Пеппер покачал головой.

— Совсем недавно стало ясно, что дно всех этих каналов буквально устлано костями.

Значит, все это время мы плывем прямо по кладбищу? Зеленые берега вдруг перестали выглядеть таким уж райским уголком.

Помолчав, я посоветовал Пепперу:

— Обязательно упомяни об этом в своем фильме.

— Так и сделаю.

В задумчивости я отхлебнул еще пива; позволил этому открытию набрать вес в моем сознании — и тут Пита бросила в воду окурок. Она весело щебетала с Елизаветой: рассказывала, как в юности они с Хесусом, бывало, устраивали вечеринки на этих самых каналах. Скидывались с друзьями, арендовали гондолу побольше и превращали ее в плывучий ночной клуб — с музыкой, танцами и выпивкой. В народе таких, как Пита (и Хесус, само собой), прозвали «золотой молодежью», имея в виду отпрысков мексиканской правящей элиты, чьё состояние уступало разве что жажде славы. Причем Пита и Хесус были не так уж плохи: они действительно вкалывали (скажем, Пита работала в пиар-отделе семейной пивоварни), но я терпеть не мог кое-кого из их дружков.

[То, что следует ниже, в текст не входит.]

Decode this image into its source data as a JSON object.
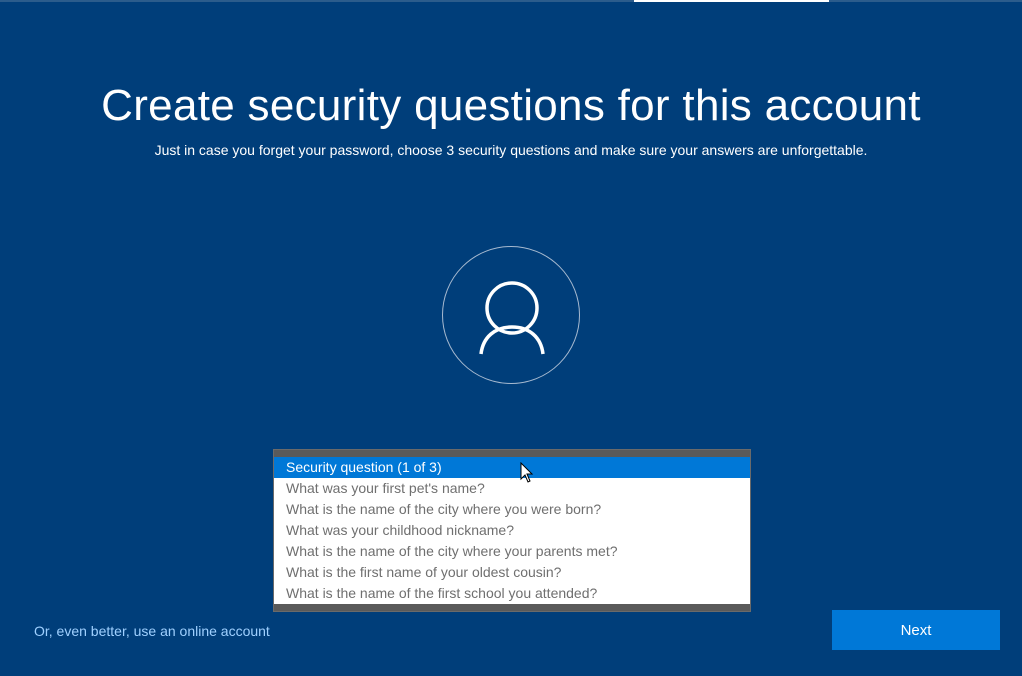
{
  "header": {
    "title": "Create security questions for this account",
    "subtitle": "Just in case you forget your password, choose 3 security questions and make sure your answers are unforgettable."
  },
  "avatar": {
    "icon": "user-icon"
  },
  "security_question": {
    "selected": "Security question (1 of 3)",
    "options": [
      "Security question (1 of 3)",
      "What was your first pet's name?",
      "What is the name of the city where you were born?",
      "What was your childhood nickname?",
      "What is the name of the city where your parents met?",
      "What is the first name of your oldest cousin?",
      "What is the name of the first school you attended?"
    ]
  },
  "footer": {
    "online_account_link": "Or, even better, use an online account",
    "next_label": "Next"
  },
  "colors": {
    "background": "#003e7a",
    "accent": "#0078d7",
    "link": "#9fd0ff"
  }
}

Тех типов, знаете ли, которые хвастают четырьмя сотнями пар обуви или двумя сотнями костюмов — и держат их от чужих глаз подальше, в каких-то фешенебельных домах за бугром. Я задумался, не стоит ли подтолкнуть Пите бутылку с пивом и посоветовать выкидывать окурки туда, но это могло показаться враждебным жестом — учитывая тем более, что мы пока не успели заключить перемирие. Она сразу возомнила бы, будто мне не терпится устроить очередную сцену, и продолжила бы швырять окурки в воду, выказывая свое недовольство. В последнее время ей неплохо удается раздувать из мухи слона.

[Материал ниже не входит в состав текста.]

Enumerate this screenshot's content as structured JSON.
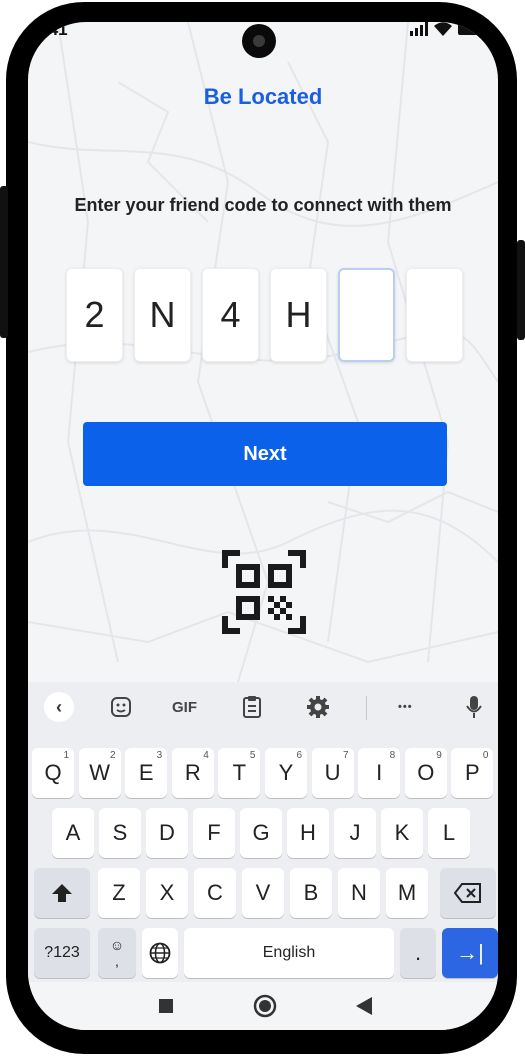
{
  "status": {
    "time": ".41"
  },
  "app": {
    "brand": "Be Located"
  },
  "connect": {
    "prompt": "Enter your friend code to connect with them",
    "code_chars": [
      "2",
      "N",
      "4",
      "H",
      "",
      ""
    ],
    "next_label": "Next"
  },
  "keyboard": {
    "toolbar": {
      "gif_label": "GIF",
      "more_label": "•••"
    },
    "row1": [
      {
        "key": "Q",
        "hint": "1"
      },
      {
        "key": "W",
        "hint": "2"
      },
      {
        "key": "E",
        "hint": "3"
      },
      {
        "key": "R",
        "hint": "4"
      },
      {
        "key": "T",
        "hint": "5"
      },
      {
        "key": "Y",
        "hint": "6"
      },
      {
        "key": "U",
        "hint": "7"
      },
      {
        "key": "I",
        "hint": "8"
      },
      {
        "key": "O",
        "hint": "9"
      },
      {
        "key": "P",
        "hint": "0"
      }
    ],
    "row2": [
      "A",
      "S",
      "D",
      "F",
      "G",
      "H",
      "J",
      "K",
      "L"
    ],
    "row3": [
      "Z",
      "X",
      "C",
      "V",
      "B",
      "N",
      "M"
    ],
    "sym_label": "?123",
    "emoji_sub": ",",
    "space_label": "English",
    "period_label": ".",
    "enter_label": "→|"
  },
  "colors": {
    "brand": "#1a5fe0",
    "button": "#0b61ea",
    "enter_key": "#2c66e3"
  }
}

Я поерзал на узковатом стуле, устраиваясь поудобнее. Головная боль вернулась с новой силой. Может, это было предвестье очередного приступа мигрени, или меня все-таки достала жара, или сказалось выпитое пиво, но подобный стрекоту саранчи треск разбушевался в моей лобной доле. Прямо под вертикальной ссадиной, Которая, по всей вероятности, потребует наложения швов. Осторожно двигая пальцами, я занялся массажем кожи вокруг пластыря.

— Гляди-ка, Зед! — сказал Пеппер. Он показывал в просвет между деревьями у берега, где возвышалась ацтекская пирамида футов двадцати высотой. Она выглядела как театральный реквизит, выкрашенная в яркие оттенки фиолетового, розового и зеленого.

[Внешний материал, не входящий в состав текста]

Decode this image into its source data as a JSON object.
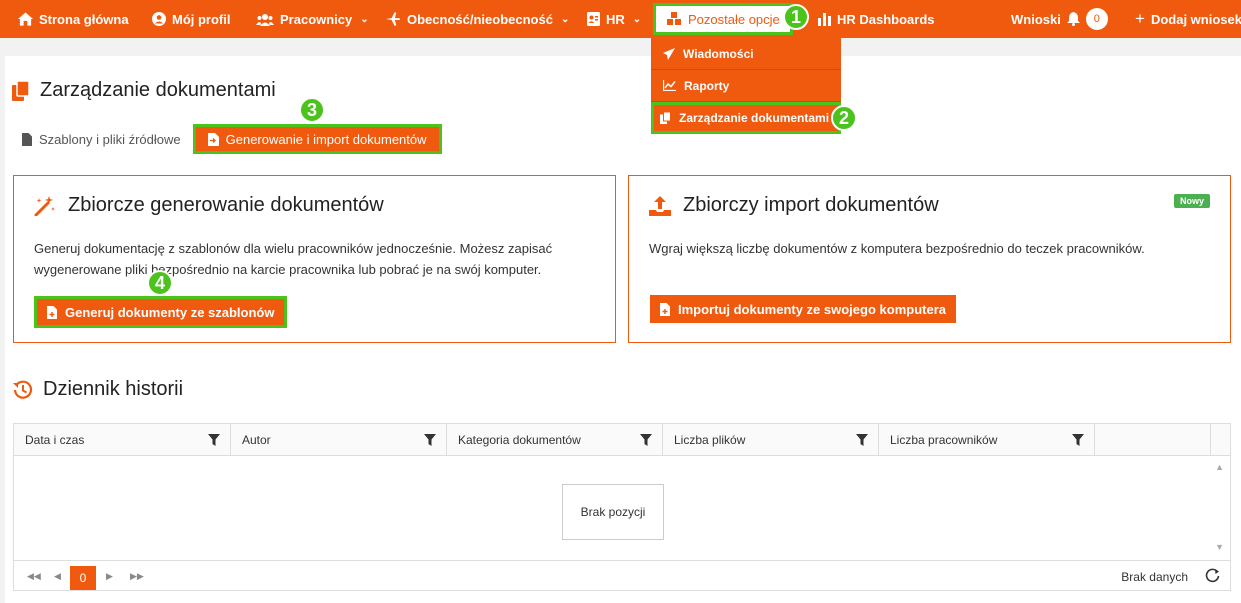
{
  "nav": {
    "home": "Strona główna",
    "profile": "Mój profil",
    "employees": "Pracownicy",
    "attendance": "Obecność/nieobecność",
    "hr": "HR",
    "other": "Pozostałe opcje",
    "dashboards": "HR Dashboards",
    "requests": "Wnioski",
    "requests_count": "0",
    "add_request": "Dodaj wniosek"
  },
  "dropdown": {
    "items": [
      "Wiadomości",
      "Raporty",
      "Zarządzanie dokumentami"
    ]
  },
  "markers": [
    "1",
    "2",
    "3",
    "4"
  ],
  "page": {
    "title": "Zarządzanie dokumentami",
    "tabs": [
      "Szablony i pliki źródłowe",
      "Generowanie i import dokumentów"
    ]
  },
  "generate_panel": {
    "title": "Zbiorcze generowanie dokumentów",
    "desc_line1": "Generuj dokumentację z szablonów dla wielu pracowników jednocześnie. Możesz zapisać",
    "desc_line2": "wygenerowane pliki bezpośrednio na karcie pracownika lub pobrać je na swój komputer.",
    "button": "Generuj dokumenty ze szablonów"
  },
  "import_panel": {
    "title": "Zbiorczy import dokumentów",
    "badge": "Nowy",
    "desc": "Wgraj większą liczbę dokumentów z komputera bezpośrednio do teczek pracowników.",
    "button": "Importuj dokumenty ze swojego komputera"
  },
  "history": {
    "title": "Dziennik historii",
    "columns": [
      "Data i czas",
      "Autor",
      "Kategoria dokumentów",
      "Liczba plików",
      "Liczba pracowników"
    ],
    "empty": "Brak pozycji",
    "page": "0",
    "pager_info": "Brak danych"
  },
  "colors": {
    "accent": "#f05a0f",
    "highlight": "#4cc21d",
    "badge": "#4caf50"
  }
}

— Это декорация для телешоу, которое здесь снимают вот уже с десяток лет, — пояснил он.

— Что за шоу? — переспросил я.

— Называется «Ла Йорона». Основано на одноименной и распространенной в Мексике легенде. Вкратце: прекрасная женщина топит своих детей, отомстив мужу, который изменил ей с юной красоткой…

— В аду нет гнева…[8]

— Не то слово, Зед, — вздохнул Пеппер. — В любом случае эта женщина так терзается содеянным, что в итоге кончает с собой. Но у райских ворот ее ждет разочарование. Ей не позволено войти, пока она не приведет своих детей. В итоге она попадает в ловушку: застряв между этим миром и вышним, она навечно приговорена искать убитых.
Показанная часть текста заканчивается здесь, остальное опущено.